Ich zog mich wieder ins Haus zurück und versuchte das Treiben auf dem Friedhof durch das Fenster weiter zu beobachten. Durch die Fackeln, die die Skelette mit sich tragen, konnte ich ihre Wanderung über den Friedhof gut erkennen. Sie schienen eine Art Kontrollgang zu machen. Mittlerweile sind die Lichter erloschen. Vielleicht haben sie sich in die Gruften auf dem Friedhof zu weiteren Ritualen zurückge….“
Tyrena hatte sich auf die geschlossene Truhe gesetzt, während Morpheus aus dem Tagebuch von Marie Lorane vorgelesen hatte. Als er plötzlich mitten im Satz abbricht, schaut sie ihn etwas verwundert an. „Hier wird die Schrift undeutlich. Der Satz bricht abrupt ab, aber sie wollte scheinbar noch etwas anderes schreiben. Dem Anschein nach kam sie dazu aber nicht mehr.“, Morpheus reicht Tyrena das Tagebuch. Ein paar eingetrocknete Blutspritzer bedecken die Seite. Die Worte sind deutlich geschrieben, nur der letzte Satzteil scheint total verwackelt. Ein paar weitere Worte sind weiter unten zu sehen, doch mit Blutspritzern überzogen und scheinbar in solcher Hast geschrieben, dass sie nicht zu lesen sind. „Scheinbar wurde sie überrascht und wollte eine letzte Botschaft hinterlassen.“, beginnt Tyrena ihren Gedanken in Worte zu fassen. „Doch da ihr das nicht gelang, musste ihr Geist hier wandeln, bis er seine letzte Aufgabe erfüllt hatte.“, formuliert Morpheus den Gedanken zu Ende, der wohl die gleiche Idee hatte. „Doch wie kam dann ihr Tagebuch in diese Truhe? Und wo ist das ganze Blut hin? Das hier kann nicht der Ort sein, an dem sie umgebracht wurde.“, entgegnet Tyrena. „Hm“, Morpheus beginnt zu grübeln, bis sein Blick auf die Treppe am anderen Ende des Raumes fällt, „Die Truhe kann ich nicht erklären, aber ihren letzten Aufenthaltsort vielleicht schon“.

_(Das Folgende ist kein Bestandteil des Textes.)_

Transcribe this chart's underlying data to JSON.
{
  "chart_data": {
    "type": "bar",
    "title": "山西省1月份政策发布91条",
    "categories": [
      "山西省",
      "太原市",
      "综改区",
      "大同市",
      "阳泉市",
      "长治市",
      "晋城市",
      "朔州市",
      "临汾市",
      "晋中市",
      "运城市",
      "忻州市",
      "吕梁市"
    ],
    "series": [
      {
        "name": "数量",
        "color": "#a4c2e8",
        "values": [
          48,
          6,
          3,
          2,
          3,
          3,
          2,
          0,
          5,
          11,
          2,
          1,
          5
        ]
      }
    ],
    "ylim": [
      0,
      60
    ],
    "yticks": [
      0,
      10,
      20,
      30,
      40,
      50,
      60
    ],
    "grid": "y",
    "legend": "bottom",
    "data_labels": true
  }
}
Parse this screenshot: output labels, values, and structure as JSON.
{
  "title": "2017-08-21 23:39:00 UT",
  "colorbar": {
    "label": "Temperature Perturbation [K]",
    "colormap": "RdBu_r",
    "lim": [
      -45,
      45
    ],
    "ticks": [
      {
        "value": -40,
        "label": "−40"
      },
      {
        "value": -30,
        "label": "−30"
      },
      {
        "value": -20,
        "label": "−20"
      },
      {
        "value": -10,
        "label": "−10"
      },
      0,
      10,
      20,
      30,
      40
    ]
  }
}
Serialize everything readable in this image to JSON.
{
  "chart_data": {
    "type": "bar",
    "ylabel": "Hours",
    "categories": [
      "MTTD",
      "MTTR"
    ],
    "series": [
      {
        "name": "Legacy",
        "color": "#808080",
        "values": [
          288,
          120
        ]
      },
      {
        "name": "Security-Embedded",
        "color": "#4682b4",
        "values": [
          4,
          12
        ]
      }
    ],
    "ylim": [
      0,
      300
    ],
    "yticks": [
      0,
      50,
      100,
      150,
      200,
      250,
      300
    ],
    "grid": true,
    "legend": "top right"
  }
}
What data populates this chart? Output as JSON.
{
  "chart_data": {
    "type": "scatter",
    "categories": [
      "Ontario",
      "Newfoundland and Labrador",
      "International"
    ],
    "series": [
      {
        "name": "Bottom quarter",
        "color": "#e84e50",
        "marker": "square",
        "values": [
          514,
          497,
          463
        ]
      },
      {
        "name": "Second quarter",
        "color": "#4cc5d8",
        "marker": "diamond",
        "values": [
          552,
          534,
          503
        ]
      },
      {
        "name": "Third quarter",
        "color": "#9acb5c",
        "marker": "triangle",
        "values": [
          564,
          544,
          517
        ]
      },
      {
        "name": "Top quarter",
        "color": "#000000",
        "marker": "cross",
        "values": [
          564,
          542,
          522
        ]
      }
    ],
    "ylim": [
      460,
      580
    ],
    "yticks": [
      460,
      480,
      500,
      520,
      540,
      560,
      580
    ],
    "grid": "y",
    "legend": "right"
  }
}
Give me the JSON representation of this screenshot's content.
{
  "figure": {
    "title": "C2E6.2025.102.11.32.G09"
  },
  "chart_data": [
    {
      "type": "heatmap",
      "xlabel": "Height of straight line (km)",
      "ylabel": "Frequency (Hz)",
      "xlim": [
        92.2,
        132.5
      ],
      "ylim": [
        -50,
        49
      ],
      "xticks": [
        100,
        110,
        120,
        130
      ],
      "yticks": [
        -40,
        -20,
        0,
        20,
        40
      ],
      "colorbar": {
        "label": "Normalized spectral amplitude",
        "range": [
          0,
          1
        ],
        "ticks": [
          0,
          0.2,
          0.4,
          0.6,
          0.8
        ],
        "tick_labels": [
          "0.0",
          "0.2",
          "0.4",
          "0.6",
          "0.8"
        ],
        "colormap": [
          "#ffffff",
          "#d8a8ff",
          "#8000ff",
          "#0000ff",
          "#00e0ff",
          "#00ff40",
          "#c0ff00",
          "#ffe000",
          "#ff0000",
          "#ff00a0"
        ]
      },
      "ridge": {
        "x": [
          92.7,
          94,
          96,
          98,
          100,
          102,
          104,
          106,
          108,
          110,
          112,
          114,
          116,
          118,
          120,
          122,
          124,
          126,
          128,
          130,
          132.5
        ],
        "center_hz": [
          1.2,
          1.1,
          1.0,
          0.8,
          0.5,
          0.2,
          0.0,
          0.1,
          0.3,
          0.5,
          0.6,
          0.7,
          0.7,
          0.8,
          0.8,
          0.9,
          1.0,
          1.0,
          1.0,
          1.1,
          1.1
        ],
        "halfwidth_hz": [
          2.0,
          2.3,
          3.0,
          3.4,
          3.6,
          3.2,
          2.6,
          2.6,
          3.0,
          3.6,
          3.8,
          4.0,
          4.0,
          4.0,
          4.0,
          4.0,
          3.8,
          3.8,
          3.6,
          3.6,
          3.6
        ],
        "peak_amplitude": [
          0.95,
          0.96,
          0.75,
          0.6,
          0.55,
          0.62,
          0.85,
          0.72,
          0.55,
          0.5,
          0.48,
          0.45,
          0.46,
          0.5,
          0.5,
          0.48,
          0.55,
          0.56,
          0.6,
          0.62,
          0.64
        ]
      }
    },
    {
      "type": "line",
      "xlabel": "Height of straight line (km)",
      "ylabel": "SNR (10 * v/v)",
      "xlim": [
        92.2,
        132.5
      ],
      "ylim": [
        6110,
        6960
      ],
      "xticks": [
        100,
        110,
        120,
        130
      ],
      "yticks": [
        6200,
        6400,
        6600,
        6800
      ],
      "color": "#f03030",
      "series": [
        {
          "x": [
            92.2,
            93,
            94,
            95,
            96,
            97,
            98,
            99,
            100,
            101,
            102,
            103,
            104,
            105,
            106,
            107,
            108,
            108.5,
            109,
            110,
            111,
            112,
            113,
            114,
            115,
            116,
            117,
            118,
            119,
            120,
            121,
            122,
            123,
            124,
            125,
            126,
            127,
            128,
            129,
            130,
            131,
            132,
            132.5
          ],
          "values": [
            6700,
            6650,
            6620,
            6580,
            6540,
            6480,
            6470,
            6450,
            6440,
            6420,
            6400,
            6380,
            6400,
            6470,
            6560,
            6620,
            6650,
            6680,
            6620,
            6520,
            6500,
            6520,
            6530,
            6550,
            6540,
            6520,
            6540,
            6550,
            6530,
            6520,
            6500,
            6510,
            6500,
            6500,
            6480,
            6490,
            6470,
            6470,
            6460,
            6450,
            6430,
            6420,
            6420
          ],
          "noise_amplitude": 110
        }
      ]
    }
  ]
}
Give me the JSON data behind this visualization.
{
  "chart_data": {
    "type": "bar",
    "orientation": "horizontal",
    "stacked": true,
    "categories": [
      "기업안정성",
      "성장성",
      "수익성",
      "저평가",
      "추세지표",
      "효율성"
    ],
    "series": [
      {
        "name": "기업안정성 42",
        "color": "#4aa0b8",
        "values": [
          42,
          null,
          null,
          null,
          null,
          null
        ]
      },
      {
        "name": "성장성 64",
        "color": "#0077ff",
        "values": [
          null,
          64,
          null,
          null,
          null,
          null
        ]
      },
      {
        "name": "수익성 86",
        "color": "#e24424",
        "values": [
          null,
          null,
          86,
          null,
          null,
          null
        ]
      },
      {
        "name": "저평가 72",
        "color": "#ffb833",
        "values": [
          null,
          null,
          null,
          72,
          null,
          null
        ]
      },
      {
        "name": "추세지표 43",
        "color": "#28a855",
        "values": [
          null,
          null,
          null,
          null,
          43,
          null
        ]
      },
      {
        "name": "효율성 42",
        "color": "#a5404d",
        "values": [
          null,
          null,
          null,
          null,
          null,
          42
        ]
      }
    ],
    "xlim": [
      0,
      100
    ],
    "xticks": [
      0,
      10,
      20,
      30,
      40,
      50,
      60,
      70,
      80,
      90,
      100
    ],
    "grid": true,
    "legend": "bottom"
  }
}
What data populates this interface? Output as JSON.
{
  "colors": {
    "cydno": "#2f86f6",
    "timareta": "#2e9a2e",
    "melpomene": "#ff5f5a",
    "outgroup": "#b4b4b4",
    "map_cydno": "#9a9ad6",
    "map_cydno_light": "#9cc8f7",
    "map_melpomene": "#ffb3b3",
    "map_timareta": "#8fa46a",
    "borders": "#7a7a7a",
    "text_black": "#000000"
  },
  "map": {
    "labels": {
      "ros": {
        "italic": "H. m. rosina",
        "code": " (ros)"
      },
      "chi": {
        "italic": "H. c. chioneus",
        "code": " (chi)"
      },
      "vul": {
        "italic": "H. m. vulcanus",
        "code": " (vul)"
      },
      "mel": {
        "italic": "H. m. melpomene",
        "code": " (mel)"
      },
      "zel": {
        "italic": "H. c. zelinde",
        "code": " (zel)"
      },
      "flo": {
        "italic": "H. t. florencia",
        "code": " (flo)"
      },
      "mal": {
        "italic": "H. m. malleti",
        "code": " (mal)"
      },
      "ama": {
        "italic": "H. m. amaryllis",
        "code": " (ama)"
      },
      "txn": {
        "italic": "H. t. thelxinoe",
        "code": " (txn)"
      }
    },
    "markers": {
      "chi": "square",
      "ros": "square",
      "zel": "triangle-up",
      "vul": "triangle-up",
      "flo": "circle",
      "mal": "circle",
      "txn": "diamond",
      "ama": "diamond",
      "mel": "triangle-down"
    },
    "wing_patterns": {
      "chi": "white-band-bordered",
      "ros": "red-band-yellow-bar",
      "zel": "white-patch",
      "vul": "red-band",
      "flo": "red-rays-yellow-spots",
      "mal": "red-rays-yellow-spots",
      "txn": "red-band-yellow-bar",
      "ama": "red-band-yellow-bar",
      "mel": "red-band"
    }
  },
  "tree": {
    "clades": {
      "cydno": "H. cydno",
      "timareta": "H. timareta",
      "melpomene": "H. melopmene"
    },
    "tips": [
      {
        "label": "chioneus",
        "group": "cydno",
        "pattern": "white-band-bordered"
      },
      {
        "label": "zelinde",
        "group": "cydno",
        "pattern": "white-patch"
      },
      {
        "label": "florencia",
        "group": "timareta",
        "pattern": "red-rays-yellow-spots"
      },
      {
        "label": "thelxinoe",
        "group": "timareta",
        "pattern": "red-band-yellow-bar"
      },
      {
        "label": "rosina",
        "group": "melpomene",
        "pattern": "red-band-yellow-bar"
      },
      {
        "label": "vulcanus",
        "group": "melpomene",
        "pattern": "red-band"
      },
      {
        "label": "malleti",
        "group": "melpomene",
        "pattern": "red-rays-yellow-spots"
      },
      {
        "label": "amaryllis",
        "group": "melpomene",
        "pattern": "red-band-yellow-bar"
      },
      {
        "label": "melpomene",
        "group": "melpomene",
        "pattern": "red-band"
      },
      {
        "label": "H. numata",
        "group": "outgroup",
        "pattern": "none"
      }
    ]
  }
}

Tyrena folgt seinem Blick und versteht. Beide gehen sie vorsichtig die Treppe nach oben, in einen nur noch halb erhaltenen Raum. Ein Teil der Wände ist noch in Trümmern vorhanden, während die Decke eingestürzt oder gar ganz verschwunden ist. Sie schauen sich in den Trümmern um, bis Tyrena vor einem halb erhaltenen Fenster in Richtung des Friedhofes stehen bleibt. „Das hier muss es sein! Von hier aus konnte sie das Treiben auf dem Friedhof beobachten.“ Sie räumt die Trümmer auf dem Boden etwas zur Seite. „Und hier hat sie wohl auch ihr Ende gefunden“, kommentiert sie die eben freigelegte, schon lange eingetrocknete Blutlache auf dem Boden. Von menschlichen Überresten ist allerdings nichts mehr zu sehen. Sie durchsuchen den restlichen Raum nach weiteren Informationen, jedoch ohne Erfolg.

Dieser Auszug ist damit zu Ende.